RAVIP 02

Paralysie du système éducatif au Sénégal : Les enseignants boudent l’école pour la valorisation des indemnités de logement

Telle une pandémie, les débrayages courent dans les milieux éducatifs sur le continent africain. A l’instar du Bénin, le Sénégal traine aussi son lot de grèves avec un appel retentissant des partenaires sociaux, le mercredi 21 mars dernier.

 

Le système éducatif sénégalais appelle au secours. Dévastées par un récurrent débrayage depuis des semaines, les écoles sont fermées, mouvant au mot d’ordre des partenaires sociaux. Déjà le mercredi 21 mars 2018, les six (06) principaux syndicats du pays, après l’échec des négociations avec les autorités, ont appelé à une grève totale des enseignants. L’un des motifs majeurs du durcissement est bien l’indemnité de logement dont ils exigent l’augmentation. Aliou Dione, professeur d’Histoire et Géographie à Dakar, décide de s’associer au mouvement de débrayages ; lui qui habite avec sa famille dans un petit appartement dans un quartier populaire de la ville capitale. « Le salaire et l’indemnité, le tout réuni, ne permettent pas à l’enseignant de vivre de façon décente et cela impacte sur la qualité des enseignements et des apprentissages », a-t-il expliqué, rapporte le site Rfi.
En effet, depuis dix (10) ans, les indemnités de logement des enseignants sénégalais n’ont pas augmenté.
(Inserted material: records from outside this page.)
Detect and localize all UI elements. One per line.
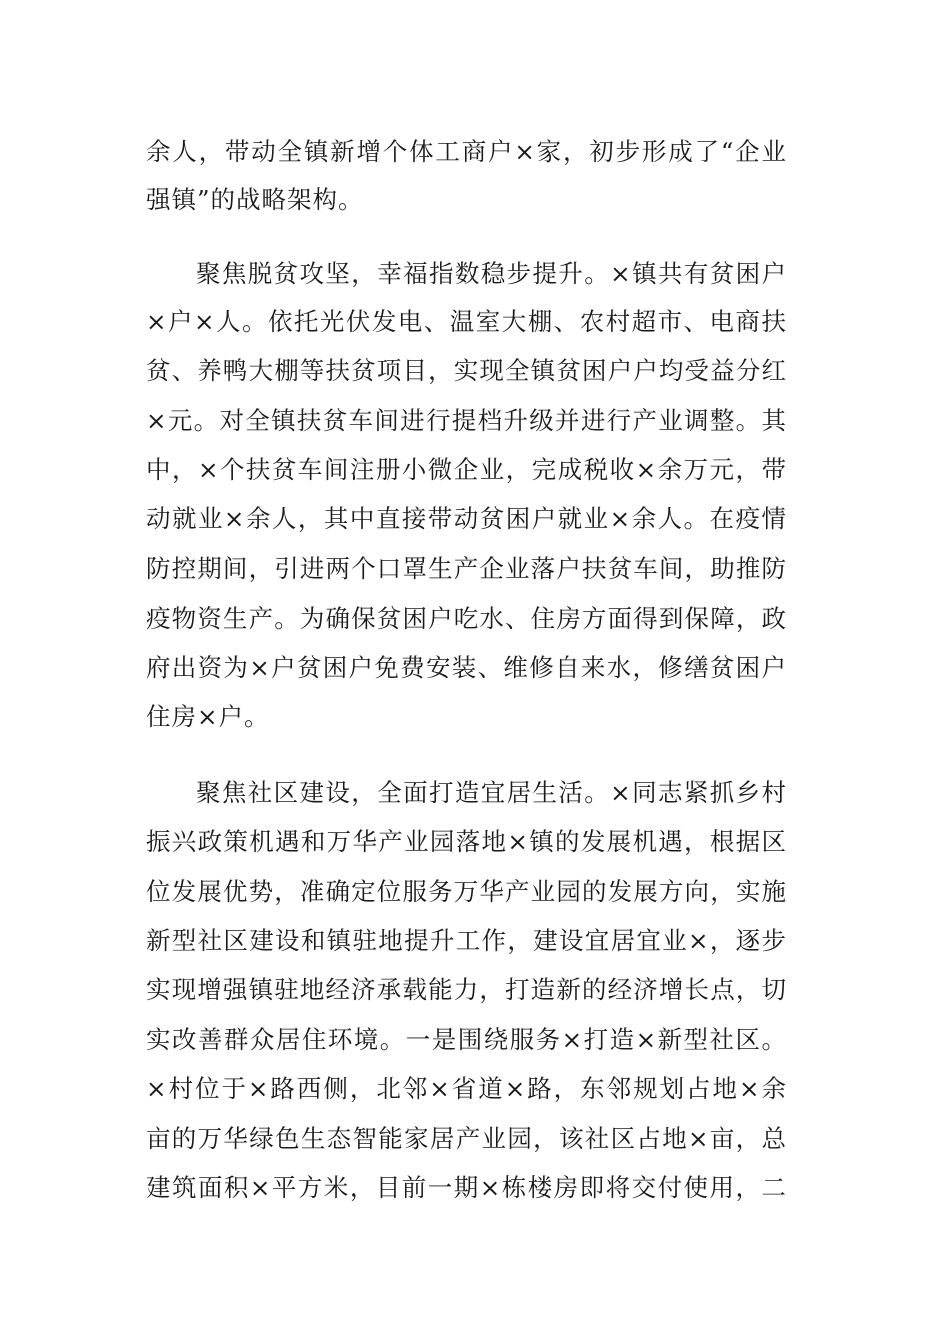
text-line: 新型社区建设和镇驻地提升工作，建设宜居宜业×，逐步 xyxy=(146,926,786,955)
text-line: ×元。对全镇扶贫车间进行提档升级并进行产业调整。其 xyxy=(146,406,786,435)
text-line: 贫、养鸭大棚等扶贫项目，实现全镇贫困户户均受益分红 xyxy=(146,356,786,385)
text-line: 余人，带动全镇新增个体工商户×家，初步形成了“企业 xyxy=(146,137,786,166)
text-line: 位发展优势，准确定位服务万华产业园的发展方向，实施 xyxy=(146,877,786,906)
text-line: 振兴政策机遇和万华产业园落地×镇的发展机遇，根据区 xyxy=(146,827,786,856)
text-line: 防控期间，引进两个口罩生产企业落户扶贫车间，助推防 xyxy=(146,554,786,583)
paragraph-first-line: 聚焦社区建设，全面打造宜居生活。×同志紧抓乡村 xyxy=(196,778,786,807)
paragraph-first-line: 聚焦脱贫攻坚，幸福指数稳步提升。×镇共有贫困户 xyxy=(196,259,786,288)
text-line: 建筑面积×平方米，目前一期×栋楼房即将交付使用，二 xyxy=(146,1173,786,1202)
text-line: 中，×个扶贫车间注册小微企业，完成税收×余万元，带 xyxy=(146,455,786,484)
text-line: 实现增强镇驻地经济承载能力，打造新的经济增长点，切 xyxy=(146,975,786,1004)
text-line: 住房×户。 xyxy=(146,702,270,731)
text-line: 亩的万华绿色生态智能家居产业园，该社区占地×亩，总 xyxy=(146,1124,786,1153)
text-line: 疫物资生产。为确保贫困户吃水、住房方面得到保障，政 xyxy=(146,604,786,633)
text-line: 府出资为×户贫困户免费安装、维修自来水，修缮贫困户 xyxy=(146,653,786,682)
text-line: ×户×人。依托光伏发电、温室大棚、农村超市、电商扶 xyxy=(146,307,786,336)
text-line: ×村位于×路西侧，北邻×省道×路，东邻规划占地×余 xyxy=(146,1074,786,1103)
text-line: 动就业×余人，其中直接带动贫困户就业×余人。在疫情 xyxy=(146,504,786,533)
text-line: 实改善群众居住环境。一是围绕服务×打造×新型社区。 xyxy=(146,1025,786,1054)
text-line: 强镇”的战略架构。 xyxy=(146,185,364,214)
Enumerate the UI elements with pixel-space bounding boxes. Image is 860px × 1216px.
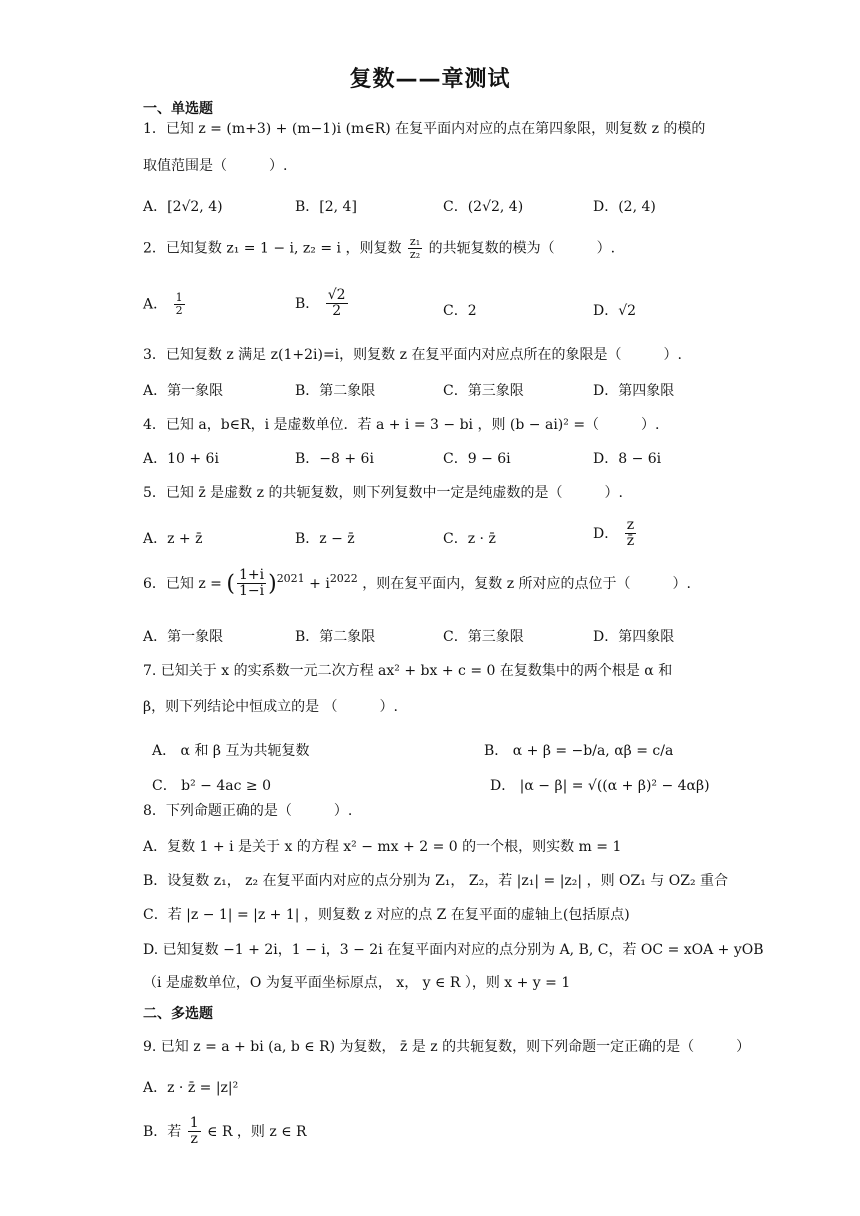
question-9-option-a: A．z · z̄ = |z|²	[143, 1080, 239, 1096]
question-5-option-c: C．z · z̄	[443, 531, 496, 547]
question-6-mid: + i	[309, 575, 330, 592]
question-2-option-b	[295, 288, 350, 320]
question-5-option-d-label: D．	[593, 525, 619, 542]
question-7-option-c: C． b² − 4ac ≥ 0	[152, 778, 271, 794]
question-2-option-b-label: B．	[295, 295, 320, 312]
question-7-text-cont: β，则下列结论中恒成立的是 （ ）.	[143, 699, 398, 715]
question-6-exponent-2: 2022	[329, 572, 358, 586]
question-2-text-pre: 2．已知复数 z₁ = 1 − i, z₂ = i ，则复数	[143, 240, 402, 257]
question-2-fraction-num: z₁	[409, 235, 421, 248]
question-6-close-paren: )	[268, 571, 277, 597]
question-6-fraction	[237, 568, 266, 600]
question-6-option-b: B．第二象限	[295, 629, 376, 645]
question-9-text: 9. 已知 z = a + bi (a, b ∈ R) 为复数， z̄ 是 z 的共轭复数，则下列命题一定正确的是（ ）	[143, 1039, 751, 1055]
question-2-option-c: C．2	[443, 303, 477, 319]
question-2-fraction	[408, 236, 422, 261]
question-7-text: 7. 已知关于 x 的实系数一元二次方程 ax² + bx + c = 0 在复数集中的两个根是 α 和	[143, 663, 673, 679]
question-9-option-b-post: ∈ R ，则 z ∈ R	[207, 1123, 307, 1140]
question-7-option-b: B． α + β = −b/a, αβ = c/a	[484, 743, 674, 759]
question-6-text-post: ，则在复平面内，复数 z 所对应的点位于（ ）.	[362, 575, 691, 592]
question-3-option-a: A．第一象限	[143, 383, 224, 399]
question-2-option-b-num: √2	[327, 287, 346, 303]
question-2-option-b-den: 2	[332, 303, 342, 320]
question-1-text: 1．已知 z = (m+3) + (m−1)i (m∈R) 在复平面内对应的点在第四象限，则复数 z 的模的	[143, 121, 706, 137]
question-5-option-d-num: z	[626, 517, 635, 533]
question-2-option-a-label: A．	[143, 296, 168, 313]
question-3-option-b: B．第二象限	[295, 383, 376, 399]
question-3-option-d: D．第四象限	[593, 383, 675, 399]
question-8-text: 8．下列命题正确的是（ ）.	[143, 803, 353, 819]
question-4-option-d: D．8 − 6i	[593, 451, 662, 467]
section-heading-single-choice: 一、单选题	[143, 101, 213, 117]
question-5-option-d	[593, 518, 638, 550]
question-2-option-b-fraction	[326, 288, 348, 320]
question-1-option-c: C．(2√2, 4)	[443, 199, 524, 215]
question-9-option-b-num: 1	[189, 1115, 199, 1131]
question-4-option-b: B．−8 + 6i	[295, 451, 374, 467]
question-1-option-d: D．(2, 4)	[593, 199, 656, 215]
question-2-option-a-den: 2	[175, 304, 183, 318]
question-7-option-a: A． α 和 β 互为共轭复数	[152, 743, 310, 759]
question-2-option-d: D．√2	[593, 303, 637, 319]
question-6-exponent-1: 2021	[276, 572, 305, 586]
question-5-option-d-fraction	[625, 518, 636, 550]
question-4-option-c: C．9 − 6i	[443, 451, 511, 467]
question-4-option-a: A．10 + 6i	[143, 451, 219, 467]
page-title: 复数——章测试	[349, 67, 511, 92]
question-9-option-b	[143, 1116, 307, 1148]
question-1-option-b: B．[2, 4]	[295, 199, 357, 215]
question-8-option-c: C．若 |z − 1| = |z + 1| ，则复数 z 对应的点 Z 在复平面的虚轴上(包括原点)	[143, 907, 630, 923]
question-4-text: 4．已知 a，b∈R，i 是虚数单位．若 a + i = 3 − bi ，则 (b − ai)² =（ ）.	[143, 417, 660, 433]
question-7-option-d: D． |α − β| = √((α + β)² − 4αβ)	[490, 778, 710, 794]
question-3-text: 3．已知复数 z 满足 z(1+2i)=i，则复数 z 在复平面内对应点所在的象限是（ ）.	[143, 347, 682, 363]
question-9-option-b-pre: B．若	[143, 1123, 182, 1140]
question-2-text	[143, 236, 615, 261]
question-6-fraction-den: 1−i	[238, 583, 265, 600]
question-8-option-d-cont: （i 是虚数单位，O 为复平面坐标原点， x， y ∈ R ），则 x + y = 1	[143, 975, 571, 991]
question-2-text-post: 的共轭复数的模为（ ）.	[428, 240, 616, 257]
question-8-option-b: B．设复数 z₁， z₂ 在复平面内对应的点分别为 Z₁， Z₂，若 |z₁| = |z₂| ，则 OZ₁ 与 OZ₂ 重合	[143, 873, 729, 889]
question-2-option-a-fraction	[174, 292, 185, 317]
question-8-option-a: A．复数 1 + i 是关于 x 的方程 x² − mx + 2 = 0 的一个根，则实数 m = 1	[143, 839, 622, 855]
question-1-text-cont: 取值范围是（ ）.	[143, 158, 288, 174]
question-6-open-paren: (	[226, 571, 235, 597]
question-5-option-b: B．z − z̄	[295, 531, 355, 547]
question-5-text: 5．已知 z̄ 是虚数 z 的共轭复数，则下列复数中一定是纯虚数的是（ ）.	[143, 485, 623, 501]
question-6-text-pre: 6．已知 z =	[143, 575, 222, 592]
section-heading-multiple-choice: 二、多选题	[143, 1006, 213, 1022]
question-9-option-b-den: z	[190, 1131, 198, 1148]
question-3-option-c: C．第三象限	[443, 383, 524, 399]
question-6-option-d: D．第四象限	[593, 629, 675, 645]
question-8-option-d: D. 已知复数 −1 + 2i，1 − i，3 − 2i 在复平面内对应的点分别为 A, B, C，若 OC = xOA + yOB	[143, 942, 764, 958]
question-2-fraction-den: z₂	[409, 248, 421, 262]
question-2-option-a	[143, 292, 187, 317]
question-5-option-a: A．z + z̄	[143, 531, 203, 547]
question-6-text	[143, 568, 691, 600]
question-5-option-d-den: z̄	[626, 533, 635, 550]
question-9-option-b-fraction	[188, 1116, 201, 1148]
question-6-option-c: C．第三象限	[443, 629, 524, 645]
question-1-option-a: A．[2√2, 4)	[143, 199, 223, 215]
question-6-option-a: A．第一象限	[143, 629, 224, 645]
question-2-option-a-num: 1	[175, 291, 183, 304]
question-6-fraction-num: 1+i	[238, 567, 265, 583]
Elles sont de 60. 000 francs CFA, et c’est, selon les syndicats, insuffisant pour se loger dignement, renseigne la même source. Face à cette situation qui déteint sur les conditions de vie des acteurs de l’école, ils demandent que l’indemnité de logement passe à 100.000 francs CFA par mois. En face, le discours est tout autre. Les autorités du pays proposent aux grévistes qu’elle soit de l’ordre de 75.000 francs CFA, poursuivit cette source. « Nous sommes un pays sous-développé, il faut que tout le monde le comprenne. Nos ressources sont limitées et on ne peut pas aller au-delà de nos possibilités financières », affirme Mohamed Diagne, un responsable du Ministère de l’Education, selon Rfi.
Alors que la tension est vive, les examens du baccalauréat, le brevet de fin d’études moyennes et le certificat de fin d’études élémentaires doivent se tenir suivant le calendrier scolaire dans environ trois (03) mois. Les apprenants, candidats potentiels à ces examens, sont, hélas, loin des classes d’enseignements. Abdoulaye Fané, le président de l’Union nationale des parents d’élèves, soulève à raison la crainte d’une année blanche. « Nous comprenons le sentiment des syndicalistes mais à côté du droit de grève, il y a le droit à l’éducation que les syndicalistes doivent prendre en compte », a-t-il déclaré, martèle le site Rfi. Pour exiger leur droit à l’éducation, les élèves ont aussi manifesté pour demander aux autorités et aux syndicats de trouver enfin une solution à la crise scolaire.